“I didn’t know that dukes married—married artists.” Young Ledyard eyed his host with suspicion; he had fallen victim more than once to the soaring flights of that gentleman’s imagination.

“They don’t; that was exactly what furnished all the ripe excitement. He not only married her, but he was most frightfully set up about it—fairly swollen with pride. Nothing damped them, as far as I can learn; Society and the Court and the whole blooming family went off their heads with excitement and cut her and insulted her and disowned her—and she laughed in their faces and danced on their toes. She thought that the whole thing was the most stupendous joke; Bunny says that there never were five minutes after she came to Gray Courts that you couldn’t hear her laughing or singing somewhere about the place—and sometimes doing both at once.”

“Who’s Bunny?”

“Bunny was her maid—afterward she was my own private slave until the magnificent Noll showed her the gates of the ancestral home after she’d locked me up in her room one night when he was out hunting for me with the boot-strap! She went off into the most stunning hysterics right outside the door and called him a bloody roaring monster what ought to have his heart cut out for laying a finger on an innocent lamb. And when they fished the innocent lamb out from under the bed and informed him between larrups that his Bunny had been hurled into outer darkness by two footmen and an under-gardener, he let out the last howls of his life. He’d reached the mature age of six and a half, but he hasn’t lost or found anything since worth a single solitary howl!”
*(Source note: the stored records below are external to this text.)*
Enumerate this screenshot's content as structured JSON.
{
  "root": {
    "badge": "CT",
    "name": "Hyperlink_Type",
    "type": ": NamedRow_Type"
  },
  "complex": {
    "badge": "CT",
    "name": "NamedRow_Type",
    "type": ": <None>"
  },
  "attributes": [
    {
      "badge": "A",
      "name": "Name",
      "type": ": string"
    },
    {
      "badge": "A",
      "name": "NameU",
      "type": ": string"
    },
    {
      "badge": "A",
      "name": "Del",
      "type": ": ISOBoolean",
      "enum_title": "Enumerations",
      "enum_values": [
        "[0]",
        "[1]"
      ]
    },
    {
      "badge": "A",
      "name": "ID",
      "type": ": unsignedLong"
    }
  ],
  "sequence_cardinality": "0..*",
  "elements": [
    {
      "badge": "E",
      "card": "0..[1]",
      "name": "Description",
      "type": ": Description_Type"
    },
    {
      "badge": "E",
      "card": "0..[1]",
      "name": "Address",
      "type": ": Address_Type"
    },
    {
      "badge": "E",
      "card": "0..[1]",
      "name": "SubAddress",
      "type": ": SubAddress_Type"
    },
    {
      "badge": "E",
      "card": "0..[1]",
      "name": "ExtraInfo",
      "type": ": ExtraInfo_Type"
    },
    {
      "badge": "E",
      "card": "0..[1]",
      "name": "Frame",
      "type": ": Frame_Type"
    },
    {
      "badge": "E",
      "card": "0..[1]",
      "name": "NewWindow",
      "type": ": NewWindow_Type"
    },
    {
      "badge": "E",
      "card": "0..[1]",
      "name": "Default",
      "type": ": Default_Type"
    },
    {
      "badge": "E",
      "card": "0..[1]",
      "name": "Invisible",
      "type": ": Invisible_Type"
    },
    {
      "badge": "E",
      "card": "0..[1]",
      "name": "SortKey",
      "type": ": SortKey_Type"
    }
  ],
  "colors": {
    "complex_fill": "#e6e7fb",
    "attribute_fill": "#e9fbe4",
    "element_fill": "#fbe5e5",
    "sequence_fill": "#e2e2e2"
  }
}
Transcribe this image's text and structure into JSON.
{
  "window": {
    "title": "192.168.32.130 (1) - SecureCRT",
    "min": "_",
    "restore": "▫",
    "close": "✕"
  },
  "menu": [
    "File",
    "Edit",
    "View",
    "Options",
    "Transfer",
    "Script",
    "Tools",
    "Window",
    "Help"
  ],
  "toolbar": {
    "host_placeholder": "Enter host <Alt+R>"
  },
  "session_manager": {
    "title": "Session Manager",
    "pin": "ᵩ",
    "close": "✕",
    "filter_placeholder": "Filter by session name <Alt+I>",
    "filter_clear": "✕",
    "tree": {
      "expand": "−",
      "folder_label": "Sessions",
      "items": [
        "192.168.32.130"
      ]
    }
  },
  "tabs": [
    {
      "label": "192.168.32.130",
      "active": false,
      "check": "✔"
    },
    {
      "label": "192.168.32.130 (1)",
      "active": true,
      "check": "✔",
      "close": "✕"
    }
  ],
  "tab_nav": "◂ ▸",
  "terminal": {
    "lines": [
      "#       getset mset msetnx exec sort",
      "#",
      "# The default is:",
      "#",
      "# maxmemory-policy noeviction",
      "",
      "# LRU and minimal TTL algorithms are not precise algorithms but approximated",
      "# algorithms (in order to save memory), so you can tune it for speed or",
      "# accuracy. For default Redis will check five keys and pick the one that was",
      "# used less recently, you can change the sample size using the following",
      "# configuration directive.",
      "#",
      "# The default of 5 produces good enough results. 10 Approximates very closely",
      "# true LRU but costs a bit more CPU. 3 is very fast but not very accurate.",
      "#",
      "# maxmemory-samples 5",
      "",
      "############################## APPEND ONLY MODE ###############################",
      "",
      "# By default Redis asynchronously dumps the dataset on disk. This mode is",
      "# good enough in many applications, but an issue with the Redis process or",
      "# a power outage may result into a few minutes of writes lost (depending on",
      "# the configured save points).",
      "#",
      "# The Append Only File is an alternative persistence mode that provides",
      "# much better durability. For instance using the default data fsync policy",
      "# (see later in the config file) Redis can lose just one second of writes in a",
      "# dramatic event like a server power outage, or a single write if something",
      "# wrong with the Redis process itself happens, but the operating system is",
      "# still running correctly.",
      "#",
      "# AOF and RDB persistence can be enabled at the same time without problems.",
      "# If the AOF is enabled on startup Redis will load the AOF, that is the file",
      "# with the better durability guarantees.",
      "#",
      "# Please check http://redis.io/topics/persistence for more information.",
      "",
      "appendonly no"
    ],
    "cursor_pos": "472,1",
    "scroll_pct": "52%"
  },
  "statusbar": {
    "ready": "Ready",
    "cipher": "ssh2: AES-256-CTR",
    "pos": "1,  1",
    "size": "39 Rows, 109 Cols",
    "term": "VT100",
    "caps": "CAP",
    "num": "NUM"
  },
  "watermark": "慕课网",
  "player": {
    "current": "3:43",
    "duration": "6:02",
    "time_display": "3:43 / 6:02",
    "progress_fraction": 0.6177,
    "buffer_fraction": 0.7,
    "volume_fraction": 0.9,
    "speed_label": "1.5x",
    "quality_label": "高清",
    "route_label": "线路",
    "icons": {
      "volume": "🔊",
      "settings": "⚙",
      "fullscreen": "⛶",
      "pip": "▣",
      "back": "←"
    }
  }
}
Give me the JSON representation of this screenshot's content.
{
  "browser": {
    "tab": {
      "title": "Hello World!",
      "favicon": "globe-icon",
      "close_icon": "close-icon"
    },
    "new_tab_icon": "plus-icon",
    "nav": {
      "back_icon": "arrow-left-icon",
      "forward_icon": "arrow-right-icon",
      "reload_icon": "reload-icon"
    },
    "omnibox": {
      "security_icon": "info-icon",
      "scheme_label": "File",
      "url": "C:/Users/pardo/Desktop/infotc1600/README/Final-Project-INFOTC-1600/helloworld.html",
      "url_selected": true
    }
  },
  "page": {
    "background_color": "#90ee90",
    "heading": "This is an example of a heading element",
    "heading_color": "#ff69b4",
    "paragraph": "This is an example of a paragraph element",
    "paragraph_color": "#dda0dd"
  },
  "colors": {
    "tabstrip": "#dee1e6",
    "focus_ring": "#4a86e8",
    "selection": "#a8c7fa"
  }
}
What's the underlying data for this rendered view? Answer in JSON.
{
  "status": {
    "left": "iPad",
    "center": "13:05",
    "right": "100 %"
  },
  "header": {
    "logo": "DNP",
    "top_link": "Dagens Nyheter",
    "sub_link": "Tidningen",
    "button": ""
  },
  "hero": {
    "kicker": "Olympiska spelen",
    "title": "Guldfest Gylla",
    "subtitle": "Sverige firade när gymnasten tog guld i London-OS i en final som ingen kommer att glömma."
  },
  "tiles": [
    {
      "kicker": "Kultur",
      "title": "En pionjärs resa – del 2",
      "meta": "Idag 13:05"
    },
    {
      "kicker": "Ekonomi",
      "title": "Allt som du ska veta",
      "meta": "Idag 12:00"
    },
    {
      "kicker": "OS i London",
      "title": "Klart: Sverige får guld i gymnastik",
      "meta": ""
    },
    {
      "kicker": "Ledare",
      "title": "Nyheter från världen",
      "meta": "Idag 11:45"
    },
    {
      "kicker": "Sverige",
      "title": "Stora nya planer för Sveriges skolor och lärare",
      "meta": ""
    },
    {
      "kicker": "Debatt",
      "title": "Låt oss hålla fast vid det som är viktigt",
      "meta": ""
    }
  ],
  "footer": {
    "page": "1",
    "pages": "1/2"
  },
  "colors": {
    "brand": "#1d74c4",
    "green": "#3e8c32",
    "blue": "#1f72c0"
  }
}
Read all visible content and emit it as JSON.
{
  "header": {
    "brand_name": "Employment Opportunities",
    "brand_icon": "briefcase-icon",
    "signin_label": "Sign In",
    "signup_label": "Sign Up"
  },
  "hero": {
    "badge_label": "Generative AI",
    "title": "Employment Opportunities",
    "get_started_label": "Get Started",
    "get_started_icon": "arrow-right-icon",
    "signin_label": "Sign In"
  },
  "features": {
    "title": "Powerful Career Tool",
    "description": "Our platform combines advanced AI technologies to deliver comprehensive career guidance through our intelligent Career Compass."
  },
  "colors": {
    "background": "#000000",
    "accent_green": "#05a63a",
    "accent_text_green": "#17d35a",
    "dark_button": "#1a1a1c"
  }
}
“Why didn’t your mother and father stop them?” demanded Ledyard, looking stern and sick and still faintly incredulous.

“Because the only active interference they were capable of at the time would have been with a Ouija board,” explained the Honourable Tony affably. “Exit Biddy, Duchess of Bolingham, laughing, on the day that young Anthony Christopher Stoningham Calvert makes his first bow to a ravished family. I’ll wager that before she slipped off she realized that it was a good one on all of us, too!”

“Well, but what happened to your father?”

“Oh, the Black Duke, as he was impolitely referred to, hadn’t extracted any amusement from life before he discovered his Biddy, and once she was gone, he evidently considered it a dingy affair. He slunk around the empty corridors for a bit hunting for the echo of her laughter, but he got tired of that game, too, and died of pneumonia and boredom without making any particular fuss—though Bunny swears that after everyone in the room thought he was gone for good and they all were filing out of the room on the tips of reverent toes, he flung back his head and gave one great roar of laughter—the kind of a roar that he used to give when he’d come on little Biddy in a dark hall, dancing out an imitation of the Bolingham vestals at their weekly task of patronizing the parish poor. Bunny said that it fair scared the breath out of their bodies, but when they went back he was lying there as dead as last year’s wild boar.”

“Calvert, are you making this up?”

The Honourable Tony turned his head sharply toward his interlocutor, his dark eyes narrowed to slits. After a moment’s cold scrutiny of the troubled countenance, he shrugged his shoulders with a not highly diverted laugh.